A group of Canadian programmers and researchers at University of of Alberta have created what they claim to be the first unbeatable Limit Hold'em program. The program is called "Cepheus" and the devolopers believe that not even the best players in the world would win against it in the long run.
In order to learn the game, Cepheus played more than a billion billion hands of Texas hold'em - more poker hands than have been played in human history. The computer program required the power of four thousand computer processors, with each processor handling six billion hands per second. During this time the program built up a database of cards dealt, betting decisions and outcomes.
"For every single possible situation you could get into, it has a description for how you should play," said Neil Burch, a computer scientist who helped develop Cepheus at the University of Alberta Computer Poker Research Group.
Burch admits that Cepheus starts off with a pretty bad strategy but that it comes up with a better strategy every new hand. The program won't win every single hand, but it won't lose to anyone in the long run.
"Cepheus loses to no one over a long enough time. You just have to play enough hands so that luck goes away," said Burch.

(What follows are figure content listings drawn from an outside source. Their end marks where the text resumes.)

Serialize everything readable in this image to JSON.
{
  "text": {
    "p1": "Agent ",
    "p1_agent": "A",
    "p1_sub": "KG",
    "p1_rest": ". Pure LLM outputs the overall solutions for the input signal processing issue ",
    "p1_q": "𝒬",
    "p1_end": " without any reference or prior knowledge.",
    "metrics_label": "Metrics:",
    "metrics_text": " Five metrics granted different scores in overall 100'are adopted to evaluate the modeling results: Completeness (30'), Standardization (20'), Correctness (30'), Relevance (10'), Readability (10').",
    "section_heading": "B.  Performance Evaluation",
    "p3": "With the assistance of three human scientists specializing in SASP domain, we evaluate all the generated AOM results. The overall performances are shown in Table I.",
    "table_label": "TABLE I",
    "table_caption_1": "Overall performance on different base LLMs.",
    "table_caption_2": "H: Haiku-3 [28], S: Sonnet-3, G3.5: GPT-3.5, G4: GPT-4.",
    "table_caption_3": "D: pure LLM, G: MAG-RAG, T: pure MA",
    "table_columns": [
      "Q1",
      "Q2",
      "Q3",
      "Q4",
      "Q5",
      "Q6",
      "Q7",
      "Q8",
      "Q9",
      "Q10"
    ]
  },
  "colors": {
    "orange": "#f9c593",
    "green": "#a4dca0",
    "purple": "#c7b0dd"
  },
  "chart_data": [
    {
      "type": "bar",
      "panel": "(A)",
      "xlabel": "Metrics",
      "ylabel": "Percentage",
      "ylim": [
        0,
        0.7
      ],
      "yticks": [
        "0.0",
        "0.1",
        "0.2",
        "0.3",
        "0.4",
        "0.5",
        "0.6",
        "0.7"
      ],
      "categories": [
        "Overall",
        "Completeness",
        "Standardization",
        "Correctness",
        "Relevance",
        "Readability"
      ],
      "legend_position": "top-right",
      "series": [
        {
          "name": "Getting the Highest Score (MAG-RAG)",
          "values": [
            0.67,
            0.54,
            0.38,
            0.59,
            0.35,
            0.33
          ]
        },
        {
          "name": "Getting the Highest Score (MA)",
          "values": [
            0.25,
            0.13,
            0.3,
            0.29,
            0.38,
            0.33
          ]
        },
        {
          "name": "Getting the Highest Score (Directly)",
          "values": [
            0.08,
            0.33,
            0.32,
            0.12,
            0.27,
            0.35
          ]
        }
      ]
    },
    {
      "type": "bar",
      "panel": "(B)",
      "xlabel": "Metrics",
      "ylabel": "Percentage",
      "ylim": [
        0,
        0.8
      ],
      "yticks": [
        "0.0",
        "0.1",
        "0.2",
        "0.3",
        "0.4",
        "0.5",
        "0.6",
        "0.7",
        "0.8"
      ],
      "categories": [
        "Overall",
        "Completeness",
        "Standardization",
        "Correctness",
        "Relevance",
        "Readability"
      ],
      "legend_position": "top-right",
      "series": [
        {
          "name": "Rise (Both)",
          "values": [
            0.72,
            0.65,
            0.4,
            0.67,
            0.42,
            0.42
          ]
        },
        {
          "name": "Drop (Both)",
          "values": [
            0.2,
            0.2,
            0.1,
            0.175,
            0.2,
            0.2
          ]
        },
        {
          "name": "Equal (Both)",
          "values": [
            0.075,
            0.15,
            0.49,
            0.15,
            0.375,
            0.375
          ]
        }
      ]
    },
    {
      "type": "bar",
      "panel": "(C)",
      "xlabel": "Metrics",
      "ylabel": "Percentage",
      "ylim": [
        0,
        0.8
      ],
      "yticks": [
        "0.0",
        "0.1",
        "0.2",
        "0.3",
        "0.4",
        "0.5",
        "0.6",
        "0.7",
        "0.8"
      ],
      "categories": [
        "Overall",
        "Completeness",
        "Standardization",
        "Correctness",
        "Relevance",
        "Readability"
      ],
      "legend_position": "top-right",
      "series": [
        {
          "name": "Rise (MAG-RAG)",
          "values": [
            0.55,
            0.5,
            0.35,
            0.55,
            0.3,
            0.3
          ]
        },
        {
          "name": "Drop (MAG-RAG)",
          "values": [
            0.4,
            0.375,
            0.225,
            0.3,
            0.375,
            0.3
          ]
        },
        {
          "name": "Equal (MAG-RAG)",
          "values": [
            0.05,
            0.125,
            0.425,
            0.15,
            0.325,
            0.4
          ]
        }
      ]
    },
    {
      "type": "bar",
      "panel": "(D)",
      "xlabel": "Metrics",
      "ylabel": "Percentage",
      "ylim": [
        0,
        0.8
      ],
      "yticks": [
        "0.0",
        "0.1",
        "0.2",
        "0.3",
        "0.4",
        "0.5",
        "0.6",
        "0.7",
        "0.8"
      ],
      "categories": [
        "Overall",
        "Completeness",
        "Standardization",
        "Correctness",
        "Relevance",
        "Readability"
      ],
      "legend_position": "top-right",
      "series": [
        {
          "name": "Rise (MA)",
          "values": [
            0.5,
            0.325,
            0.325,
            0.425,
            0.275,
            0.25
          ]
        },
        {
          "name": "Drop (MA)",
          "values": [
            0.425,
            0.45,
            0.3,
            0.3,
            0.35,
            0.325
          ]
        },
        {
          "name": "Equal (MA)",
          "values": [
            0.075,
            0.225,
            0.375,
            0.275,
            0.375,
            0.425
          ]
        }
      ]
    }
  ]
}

You can play against Cepheus on University of Alberta's website, but keep in mind that a lot of hands are required in order for the program to learn your game.
"I'm sure we'll get plenty of emails from people who will play 20 or 30 hands against it, win a little bit, and then happily declare victory and say Cepheus must have a bug. But while a human or another program could get lucky and beat Cepheus in a short match, nobody could do it consistently over a long match," said Michael Johanson, a researcher at the lab.